In Vivo Dual Vector System for SpCas9/gRNA Targeting of the Bth Allele (A) Representative ABR waveform families recorded from mice at 24 weeks for indicated conditions, using 11.3 kHz tone bursts at incrementally increasing sound-pressure levels. Thresholds were determined by the detection of peak 1 and are indicated by colored traces. Scale bar applies to all families. (B) Mean ABR (left)- and DPOAE (right)-threshold mice plotted as a function of stimulus frequency for Bth uninjected controls (red, n = 6 at 4 weeks; n = 3 at 6 weeks; n = 9 at 12 weeks; n = 9 at 24 weeks old) and Tmc1^Bth/+ mice dual injected with PHP.B-SpCas9 and PHP.B-gRNA15-GFP (blue, n = 9 at 4 weeks; n = 13 at 6 weeks; n = 9 at 12 weeks; n = 8 at 24 weeks old).
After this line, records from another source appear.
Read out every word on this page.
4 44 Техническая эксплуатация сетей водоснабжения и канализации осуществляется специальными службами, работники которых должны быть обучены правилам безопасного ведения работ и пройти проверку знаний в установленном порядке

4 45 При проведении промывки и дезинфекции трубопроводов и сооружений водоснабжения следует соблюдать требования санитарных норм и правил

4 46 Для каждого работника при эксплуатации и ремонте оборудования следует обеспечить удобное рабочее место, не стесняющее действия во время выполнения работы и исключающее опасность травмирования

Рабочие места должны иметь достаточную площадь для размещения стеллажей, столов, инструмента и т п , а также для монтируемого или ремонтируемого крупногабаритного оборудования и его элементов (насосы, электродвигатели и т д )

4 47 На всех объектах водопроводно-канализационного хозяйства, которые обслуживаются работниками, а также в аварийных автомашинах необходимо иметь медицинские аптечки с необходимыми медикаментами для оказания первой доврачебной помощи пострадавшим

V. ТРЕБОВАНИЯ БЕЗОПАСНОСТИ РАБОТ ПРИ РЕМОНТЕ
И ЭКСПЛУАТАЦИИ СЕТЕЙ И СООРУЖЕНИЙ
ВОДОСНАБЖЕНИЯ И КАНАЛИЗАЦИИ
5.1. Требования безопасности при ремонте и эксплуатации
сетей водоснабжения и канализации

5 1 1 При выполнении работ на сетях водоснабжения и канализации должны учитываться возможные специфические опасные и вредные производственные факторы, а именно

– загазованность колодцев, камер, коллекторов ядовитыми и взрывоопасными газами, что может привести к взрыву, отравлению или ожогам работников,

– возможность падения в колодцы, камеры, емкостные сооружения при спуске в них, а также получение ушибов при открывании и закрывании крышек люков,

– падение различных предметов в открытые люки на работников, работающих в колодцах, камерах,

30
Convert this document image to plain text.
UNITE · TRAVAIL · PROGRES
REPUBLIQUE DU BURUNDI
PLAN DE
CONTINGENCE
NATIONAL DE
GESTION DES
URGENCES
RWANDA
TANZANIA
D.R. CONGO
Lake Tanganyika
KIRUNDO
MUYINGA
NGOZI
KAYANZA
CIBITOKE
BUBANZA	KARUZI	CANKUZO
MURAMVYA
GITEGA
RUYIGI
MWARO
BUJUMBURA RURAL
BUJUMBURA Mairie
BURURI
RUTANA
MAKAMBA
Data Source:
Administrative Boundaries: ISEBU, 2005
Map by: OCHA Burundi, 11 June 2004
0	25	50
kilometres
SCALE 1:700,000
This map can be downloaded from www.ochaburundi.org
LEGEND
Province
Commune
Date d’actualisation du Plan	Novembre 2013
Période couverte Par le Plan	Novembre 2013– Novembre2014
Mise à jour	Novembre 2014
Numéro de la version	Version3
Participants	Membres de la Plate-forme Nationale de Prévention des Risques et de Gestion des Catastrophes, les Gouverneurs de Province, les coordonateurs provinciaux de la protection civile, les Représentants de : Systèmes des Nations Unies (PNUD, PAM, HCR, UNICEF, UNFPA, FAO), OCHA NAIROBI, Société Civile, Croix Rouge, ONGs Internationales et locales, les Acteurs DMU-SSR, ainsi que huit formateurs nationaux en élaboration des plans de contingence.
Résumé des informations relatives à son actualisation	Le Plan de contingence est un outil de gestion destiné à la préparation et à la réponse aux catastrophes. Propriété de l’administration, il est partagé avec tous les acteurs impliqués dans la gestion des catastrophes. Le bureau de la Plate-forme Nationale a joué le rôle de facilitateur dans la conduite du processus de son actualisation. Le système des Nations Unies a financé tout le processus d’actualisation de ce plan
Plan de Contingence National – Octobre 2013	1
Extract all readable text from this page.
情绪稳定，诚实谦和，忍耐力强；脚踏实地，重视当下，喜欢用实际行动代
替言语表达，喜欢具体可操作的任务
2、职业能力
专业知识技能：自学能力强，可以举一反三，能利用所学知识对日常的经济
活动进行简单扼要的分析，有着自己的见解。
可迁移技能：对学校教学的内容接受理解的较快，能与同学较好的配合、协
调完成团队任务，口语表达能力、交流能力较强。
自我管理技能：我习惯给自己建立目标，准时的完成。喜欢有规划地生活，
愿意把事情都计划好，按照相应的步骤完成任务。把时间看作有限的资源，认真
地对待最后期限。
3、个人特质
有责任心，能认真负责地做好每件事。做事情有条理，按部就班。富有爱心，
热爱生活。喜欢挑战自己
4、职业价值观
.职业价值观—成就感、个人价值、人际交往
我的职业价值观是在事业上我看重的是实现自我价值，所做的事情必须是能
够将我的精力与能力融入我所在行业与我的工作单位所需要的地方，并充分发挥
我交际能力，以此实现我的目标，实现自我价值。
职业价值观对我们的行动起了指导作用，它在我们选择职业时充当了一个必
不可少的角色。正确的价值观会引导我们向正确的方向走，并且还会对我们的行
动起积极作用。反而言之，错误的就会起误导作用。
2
Lighter traces show individual responses. Average data shown as mean ± SEM. (C) DPOAE thresholds at 11.3 kHz, measured in (B), plotted as a function of age from 4, 6, 12, and 24 weeks (for 4, 6, 12, and 24 weeks, respectively, WT, n = 8, 9, 9, 6; Tmc1^Bth/+, n = 6, 3, 9, 9; dual-injection SpCas9 + gRNA15-GFP, n = 9, 13, 9, 8) (∗p ≤ 0.05, ∗∗p ≤ 0.01, ∗∗∗p ≤ 0.001; multiple t tests with Holm-Sidak method). Average data shown as mean ± SEM.

Figure 6

PHP.B-SpCas9/gRNA Dual Vector Transduction Preserves Hair Cell Survival (A) Representative 63× confocal images of 100 μm sections from the apex, middle, and basal cochlear turns of WT C57BL/6 and uninjected Tmc1^Bth/+ mice (right two columns) or Tmc1^Bth/+ mice dual injected with PHP.B-SpCas9 and PHP.B-gRNA15-GFP immunostained against myosin VIIa at 24 weeks of age. Scale bar, 20 μm. (B) Mean cell counts of IHCs (left) and OHCs (right) for WT C57BL/6 (n = 3), Bth uninjected controls (n = 3), and Bth mice dual injected with PHP.B-SpCas9 and PHP.B-gRNA15-GFP (n = 6) at 24 weeks of age, measured from 100 μm sections of the apex, middle, and basal cochlear turns. Individual samples are shown as a scatterplot (∗∗p ≤ 0.01, one-way ANOVA; ∗p ≤ 0.01, Student’s t test). Data shown as mean ± SEM. (C) Percentage of surviving hair cells (left) and percentage of GFP-positive hair cells (right) at 24 weeks of age correlated to ABR thresholds measured with 8, 11.3, and 16 kHz tone bursts from Bth mice dual injected with PHP.B-SpCas9 and PHP.B-gRNA15-GFP (n = 5 mice; 15 measurements). Data fit with linear regression with r = −0.62 (p = 0.013) for % surviving hair cells and r = −0.59 (p = 0.020) for % GFP+ hair cells.